Марина Ивановна отключилась и сразу же выключила телефон.

Понятно. Реалити-шоу. Реальнее не бывает.

В течение трёх дней она раз пять включала мобильник, но происходило одно и то же: звонили и хихикали, или молчали, или шуршали чем-то противным в ухо, или орали матом, или лепетали, что она крутая, или что дура, или что по ней психушка плачет. Девяносто процентов респондентов желали знать, когда эту круть покажут по телеку. Десять процентов хотели тоже попасть в телек.

Марина Ивановна вошла в интернет, удалила отовсюду свои аккаунты, поданное объявление, и больше телефон не включала.

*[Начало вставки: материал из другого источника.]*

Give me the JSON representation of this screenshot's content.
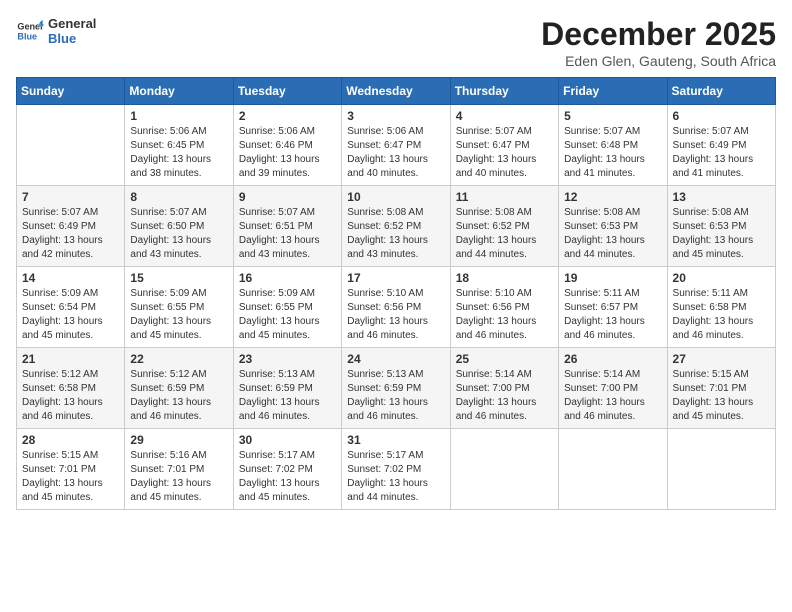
{
  "logo": {
    "line1": "General",
    "line2": "Blue"
  },
  "title": "December 2025",
  "subtitle": "Eden Glen, Gauteng, South Africa",
  "headers": [
    "Sunday",
    "Monday",
    "Tuesday",
    "Wednesday",
    "Thursday",
    "Friday",
    "Saturday"
  ],
  "weeks": [
    [
      {
        "day": "",
        "info": ""
      },
      {
        "day": "1",
        "info": "Sunrise: 5:06 AM\nSunset: 6:45 PM\nDaylight: 13 hours\nand 38 minutes."
      },
      {
        "day": "2",
        "info": "Sunrise: 5:06 AM\nSunset: 6:46 PM\nDaylight: 13 hours\nand 39 minutes."
      },
      {
        "day": "3",
        "info": "Sunrise: 5:06 AM\nSunset: 6:47 PM\nDaylight: 13 hours\nand 40 minutes."
      },
      {
        "day": "4",
        "info": "Sunrise: 5:07 AM\nSunset: 6:47 PM\nDaylight: 13 hours\nand 40 minutes."
      },
      {
        "day": "5",
        "info": "Sunrise: 5:07 AM\nSunset: 6:48 PM\nDaylight: 13 hours\nand 41 minutes."
      },
      {
        "day": "6",
        "info": "Sunrise: 5:07 AM\nSunset: 6:49 PM\nDaylight: 13 hours\nand 41 minutes."
      }
    ],
    [
      {
        "day": "7",
        "info": "Sunrise: 5:07 AM\nSunset: 6:49 PM\nDaylight: 13 hours\nand 42 minutes."
      },
      {
        "day": "8",
        "info": "Sunrise: 5:07 AM\nSunset: 6:50 PM\nDaylight: 13 hours\nand 43 minutes."
      },
      {
        "day": "9",
        "info": "Sunrise: 5:07 AM\nSunset: 6:51 PM\nDaylight: 13 hours\nand 43 minutes."
      },
      {
        "day": "10",
        "info": "Sunrise: 5:08 AM\nSunset: 6:52 PM\nDaylight: 13 hours\nand 43 minutes."
      },
      {
        "day": "11",
        "info": "Sunrise: 5:08 AM\nSunset: 6:52 PM\nDaylight: 13 hours\nand 44 minutes."
      },
      {
        "day": "12",
        "info": "Sunrise: 5:08 AM\nSunset: 6:53 PM\nDaylight: 13 hours\nand 44 minutes."
      },
      {
        "day": "13",
        "info": "Sunrise: 5:08 AM\nSunset: 6:53 PM\nDaylight: 13 hours\nand 45 minutes."
      }
    ],
    [
      {
        "day": "14",
        "info": "Sunrise: 5:09 AM\nSunset: 6:54 PM\nDaylight: 13 hours\nand 45 minutes."
      },
      {
        "day": "15",
        "info": "Sunrise: 5:09 AM\nSunset: 6:55 PM\nDaylight: 13 hours\nand 45 minutes."
      },
      {
        "day": "16",
        "info": "Sunrise: 5:09 AM\nSunset: 6:55 PM\nDaylight: 13 hours\nand 45 minutes."
      },
      {
        "day": "17",
        "info": "Sunrise: 5:10 AM\nSunset: 6:56 PM\nDaylight: 13 hours\nand 46 minutes."
      },
      {
        "day": "18",
        "info": "Sunrise: 5:10 AM\nSunset: 6:56 PM\nDaylight: 13 hours\nand 46 minutes."
      },
      {
        "day": "19",
        "info": "Sunrise: 5:11 AM\nSunset: 6:57 PM\nDaylight: 13 hours\nand 46 minutes."
      },
      {
        "day": "20",
        "info": "Sunrise: 5:11 AM\nSunset: 6:58 PM\nDaylight: 13 hours\nand 46 minutes."
      }
    ],
    [
      {
        "day": "21",
        "info": "Sunrise: 5:12 AM\nSunset: 6:58 PM\nDaylight: 13 hours\nand 46 minutes."
      },
      {
        "day": "22",
        "info": "Sunrise: 5:12 AM\nSunset: 6:59 PM\nDaylight: 13 hours\nand 46 minutes."
      },
      {
        "day": "23",
        "info": "Sunrise: 5:13 AM\nSunset: 6:59 PM\nDaylight: 13 hours\nand 46 minutes."
      },
      {
        "day": "24",
        "info": "Sunrise: 5:13 AM\nSunset: 6:59 PM\nDaylight: 13 hours\nand 46 minutes."
      },
      {
        "day": "25",
        "info": "Sunrise: 5:14 AM\nSunset: 7:00 PM\nDaylight: 13 hours\nand 46 minutes."
      },
      {
        "day": "26",
        "info": "Sunrise: 5:14 AM\nSunset: 7:00 PM\nDaylight: 13 hours\nand 46 minutes."
      },
      {
        "day": "27",
        "info": "Sunrise: 5:15 AM\nSunset: 7:01 PM\nDaylight: 13 hours\nand 45 minutes."
      }
    ],
    [
      {
        "day": "28",
        "info": "Sunrise: 5:15 AM\nSunset: 7:01 PM\nDaylight: 13 hours\nand 45 minutes."
      },
      {
        "day": "29",
        "info": "Sunrise: 5:16 AM\nSunset: 7:01 PM\nDaylight: 13 hours\nand 45 minutes."
      },
      {
        "day": "30",
        "info": "Sunrise: 5:17 AM\nSunset: 7:02 PM\nDaylight: 13 hours\nand 45 minutes."
      },
      {
        "day": "31",
        "info": "Sunrise: 5:17 AM\nSunset: 7:02 PM\nDaylight: 13 hours\nand 44 minutes."
      },
      {
        "day": "",
        "info": ""
      },
      {
        "day": "",
        "info": ""
      },
      {
        "day": "",
        "info": ""
      }
    ]
  ]
}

Деньги между тем продолжали потихонечку капать. Через две недели на счету уже было чуть больше миллиона рублей. Странные люди, думала Марина Ивановна. Попроси у них рубль на операцию смертельно больному ребёнку - не дадут, а если дадут, то вычеркнут ваше имя из своей жизни навеки, как бы в наказание вам за то, что они дали себя так по-детски облапошить. Благотворительность - чума, моровая язва. Сначала сто миллионов доводятся до состояния, когда работящий и совестливый человек делается не способным ни прокормить семью, ни выучить детей, ни, тем более, вылечить, приди беда, ни себя, ни своих близких, а потом, сотворив этот ужас, бьют в шаманский бубен благотворительности, собирают телепередачи, проводят акции, дают концерты, создают фонды - и начинают свистопляску раздачи нуждающимся украденных у них же самих денег. Кому-то везёт, но кому-то и не везёт.

Бедные, бедные овцы, вздыхала тихо Марина Ивановна.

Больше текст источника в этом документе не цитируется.